The host simply reveals a door that doesn't contain the prize after the contestant chooses a door that s/he believes contains the prize.

Your scenario #4 looks like the same scenario I put for my scenario #2 in my previous comment and shouldn't exist.

There is no scenario #4....

There are only 3 possible scenarios if the prize is behind door #2.

1. Scenario 1:

You pick door 1 and switch and win

2. Scenario 2:

You pick door 2 and switch and lose

3. Scenario 3:

You pick door 3 and switch and win

You can't pick more than three doors..

Hence only 3 scenarios if the prize is behind door #2.

So, you win twice, once in scenario 1 and again in scenario 3 if you chose to switch. So this means you would win 2 out of 3 times or 2/3rd of the time, which is about 66.66%.

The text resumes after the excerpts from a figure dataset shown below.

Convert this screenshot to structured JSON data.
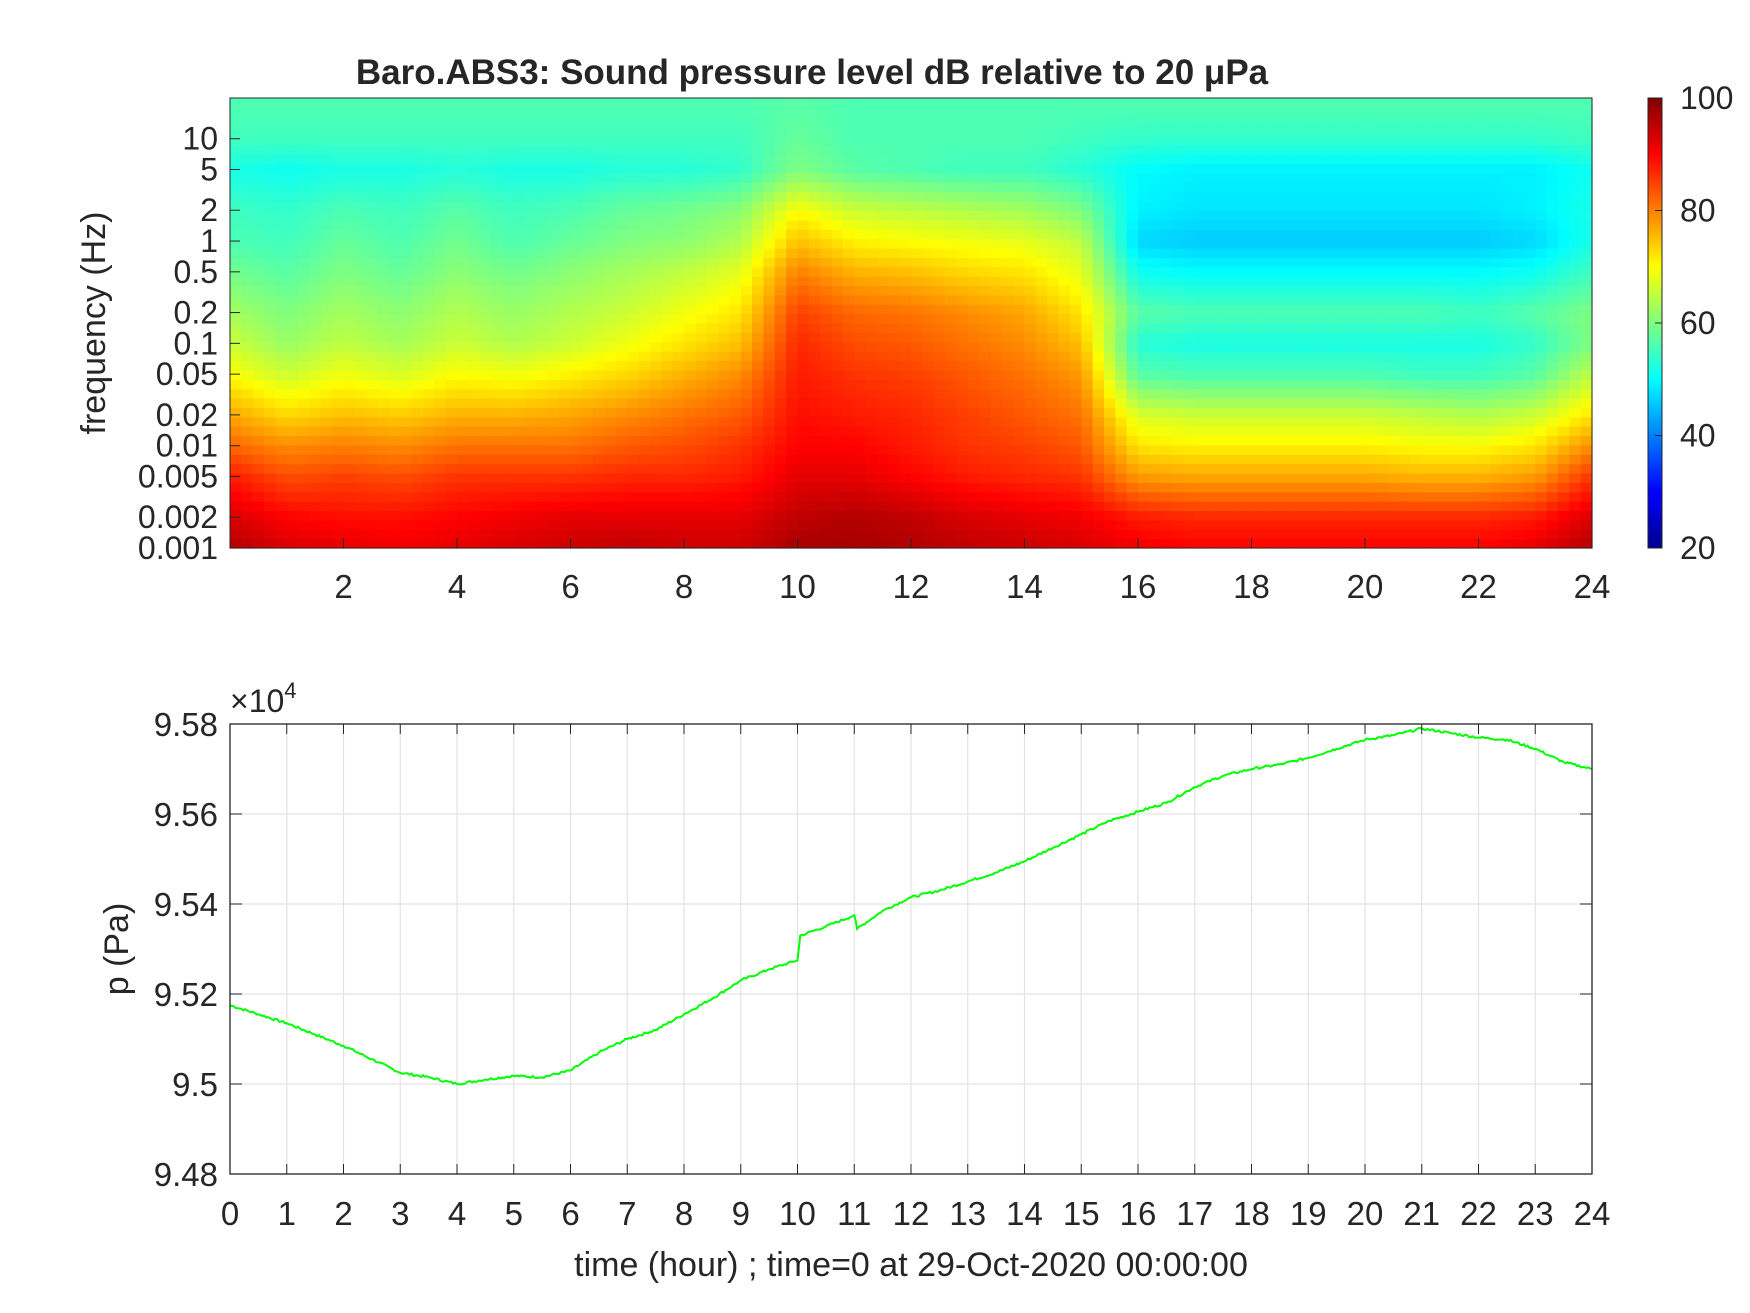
{
  "figure": {
    "title": "Baro.ABS3: Sound pressure level dB relative to 20 μPa"
  },
  "chart_data": [
    {
      "type": "heatmap",
      "title": "Baro.ABS3: Sound pressure level dB relative to 20 μPa",
      "xlabel": "",
      "ylabel": "frequency (Hz)",
      "xlim": [
        0,
        24
      ],
      "ylim": [
        0.001,
        25
      ],
      "yscale": "log",
      "xticks": [
        2,
        4,
        6,
        8,
        10,
        12,
        14,
        16,
        18,
        20,
        22,
        24
      ],
      "xtick_labels": [
        "2",
        "4",
        "6",
        "8",
        "10",
        "12",
        "14",
        "16",
        "18",
        "20",
        "22",
        "24"
      ],
      "yticks": [
        10,
        5,
        2,
        1,
        0.5,
        0.2,
        0.1,
        0.05,
        0.02,
        0.01,
        0.005,
        0.002,
        0.001
      ],
      "ytick_labels": [
        "10",
        "5",
        "2",
        "1",
        "0.5",
        "0.2",
        "0.1",
        "0.05",
        "0.02",
        "0.01",
        "0.005",
        "0.002",
        "0.001"
      ],
      "colormap": "jet",
      "clim": [
        20,
        100
      ],
      "colorbar_ticks": [
        20,
        40,
        60,
        80,
        100
      ],
      "colorbar_tick_labels": [
        "20",
        "40",
        "60",
        "80",
        "100"
      ],
      "z_dB": {
        "time_hour": [
          0,
          1,
          2,
          3,
          4,
          5,
          6,
          7,
          8,
          9,
          10,
          11,
          12,
          13,
          14,
          15,
          16,
          17,
          18,
          19,
          20,
          21,
          22,
          23,
          24
        ],
        "frequency_Hz": [
          0.001,
          0.002,
          0.005,
          0.01,
          0.02,
          0.05,
          0.1,
          0.2,
          0.5,
          1,
          2,
          5,
          10,
          20
        ],
        "rows": [
          [
            96,
            93,
            92,
            91,
            92,
            93,
            94,
            95,
            94,
            94,
            97,
            97,
            96,
            95,
            94,
            93,
            91,
            90,
            90,
            90,
            90,
            90,
            90,
            92,
            96
          ],
          [
            93,
            90,
            89,
            89,
            90,
            91,
            92,
            92,
            92,
            92,
            95,
            96,
            95,
            93,
            92,
            91,
            88,
            87,
            87,
            87,
            87,
            87,
            87,
            88,
            93
          ],
          [
            88,
            84,
            85,
            84,
            86,
            86,
            86,
            87,
            87,
            88,
            92,
            92,
            90,
            88,
            87,
            86,
            78,
            77,
            77,
            77,
            77,
            76,
            76,
            78,
            86
          ],
          [
            82,
            79,
            80,
            79,
            81,
            81,
            81,
            83,
            84,
            86,
            90,
            90,
            88,
            86,
            85,
            83,
            72,
            71,
            71,
            71,
            71,
            70,
            70,
            72,
            79
          ],
          [
            77,
            73,
            75,
            74,
            76,
            76,
            77,
            79,
            81,
            83,
            89,
            88,
            87,
            85,
            83,
            81,
            67,
            66,
            66,
            66,
            66,
            65,
            64,
            66,
            72
          ],
          [
            70,
            66,
            69,
            67,
            70,
            69,
            71,
            73,
            76,
            79,
            88,
            86,
            85,
            83,
            81,
            78,
            57,
            56,
            56,
            56,
            56,
            55,
            55,
            57,
            65
          ],
          [
            66,
            62,
            65,
            63,
            66,
            64,
            66,
            69,
            72,
            75,
            87,
            84,
            83,
            81,
            79,
            75,
            53,
            52,
            52,
            52,
            52,
            52,
            52,
            54,
            60
          ],
          [
            63,
            60,
            63,
            61,
            64,
            62,
            64,
            66,
            69,
            72,
            85,
            82,
            81,
            79,
            77,
            72,
            57,
            56,
            56,
            56,
            56,
            56,
            55,
            57,
            60
          ],
          [
            59,
            57,
            60,
            58,
            61,
            59,
            61,
            63,
            65,
            68,
            80,
            76,
            75,
            73,
            72,
            68,
            51,
            50,
            50,
            50,
            50,
            50,
            50,
            51,
            55
          ],
          [
            56,
            55,
            58,
            56,
            59,
            56,
            58,
            60,
            61,
            64,
            75,
            71,
            70,
            69,
            68,
            65,
            47,
            46,
            46,
            46,
            46,
            46,
            46,
            47,
            52
          ],
          [
            55,
            54,
            56,
            55,
            57,
            55,
            56,
            58,
            59,
            61,
            70,
            66,
            65,
            64,
            63,
            60,
            49,
            48,
            48,
            48,
            48,
            48,
            48,
            49,
            52
          ],
          [
            52,
            51,
            52,
            52,
            53,
            52,
            52,
            53,
            53,
            54,
            60,
            57,
            56,
            55,
            55,
            53,
            50,
            49,
            49,
            49,
            49,
            49,
            49,
            49,
            51
          ],
          [
            55,
            55,
            55,
            55,
            55,
            55,
            55,
            55,
            55,
            55,
            58,
            56,
            56,
            56,
            56,
            55,
            54,
            54,
            54,
            54,
            54,
            54,
            54,
            54,
            55
          ],
          [
            56,
            56,
            56,
            56,
            56,
            56,
            56,
            56,
            56,
            56,
            57,
            56,
            56,
            56,
            56,
            56,
            56,
            56,
            56,
            56,
            56,
            56,
            56,
            56,
            56
          ]
        ]
      }
    },
    {
      "type": "line",
      "title": "",
      "xlabel": "time (hour) ; time=0 at 29-Oct-2020 00:00:00",
      "ylabel": "p (Pa)",
      "xlim": [
        0,
        24
      ],
      "ylim": [
        94800,
        95800
      ],
      "y_exponent_label": "×10",
      "y_exponent_power": "4",
      "grid": true,
      "line_color": "#00ff00",
      "xticks": [
        0,
        1,
        2,
        3,
        4,
        5,
        6,
        7,
        8,
        9,
        10,
        11,
        12,
        13,
        14,
        15,
        16,
        17,
        18,
        19,
        20,
        21,
        22,
        23,
        24
      ],
      "xtick_labels": [
        "0",
        "1",
        "2",
        "3",
        "4",
        "5",
        "6",
        "7",
        "8",
        "9",
        "10",
        "11",
        "12",
        "13",
        "14",
        "15",
        "16",
        "17",
        "18",
        "19",
        "20",
        "21",
        "22",
        "23",
        "24"
      ],
      "yticks": [
        94800,
        95000,
        95200,
        95400,
        95600,
        95800
      ],
      "ytick_labels": [
        "9.48",
        "9.5",
        "9.52",
        "9.54",
        "9.56",
        "9.58"
      ],
      "series": [
        {
          "x": [
            0,
            0.5,
            1,
            1.5,
            2,
            2.5,
            3,
            3.5,
            4,
            4.5,
            5,
            5.5,
            6,
            6.5,
            7,
            7.5,
            8,
            8.5,
            9,
            9.5,
            10,
            10.05,
            10.5,
            11,
            11.05,
            11.5,
            12,
            12.5,
            13,
            13.5,
            14,
            14.5,
            15,
            15.5,
            16,
            16.5,
            17,
            17.5,
            18,
            18.5,
            19,
            19.5,
            20,
            20.5,
            21,
            21.5,
            22,
            22.5,
            23,
            23.5,
            24
          ],
          "y": [
            95175,
            95155,
            95135,
            95110,
            95085,
            95055,
            95025,
            95015,
            95000,
            95010,
            95018,
            95015,
            95030,
            95070,
            95100,
            95120,
            95155,
            95190,
            95230,
            95255,
            95275,
            95330,
            95350,
            95375,
            95345,
            95385,
            95415,
            95430,
            95450,
            95470,
            95495,
            95525,
            95555,
            95585,
            95605,
            95625,
            95660,
            95685,
            95700,
            95710,
            95725,
            95745,
            95765,
            95775,
            95790,
            95780,
            95770,
            95765,
            95745,
            95715,
            95700
          ]
        }
      ]
    }
  ]
}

The math is sound on this one bkuehlhorn, this does not give the contestant only a 50% chance of winning, this gives the contestant of this game a 2/3=66.66% chance of winning by switching.

Also notice the graph in the article, you would expect the percentage of wins to be much closer to 0.5 than 0.66 if the chance of winning was truly 50% . Instead, we see that the chances of winning are much closer to 0.66 from a larger sample size (a.k.a. the 2000 test games played).

Any ways, I hope this helps. If you are still not convinced, then I suggest reading “The Monty Hall Problem: The Remarkable Story of Math’s Most Contentious Brain Teaser” or you can use Bayes Theorem to prove the statistics.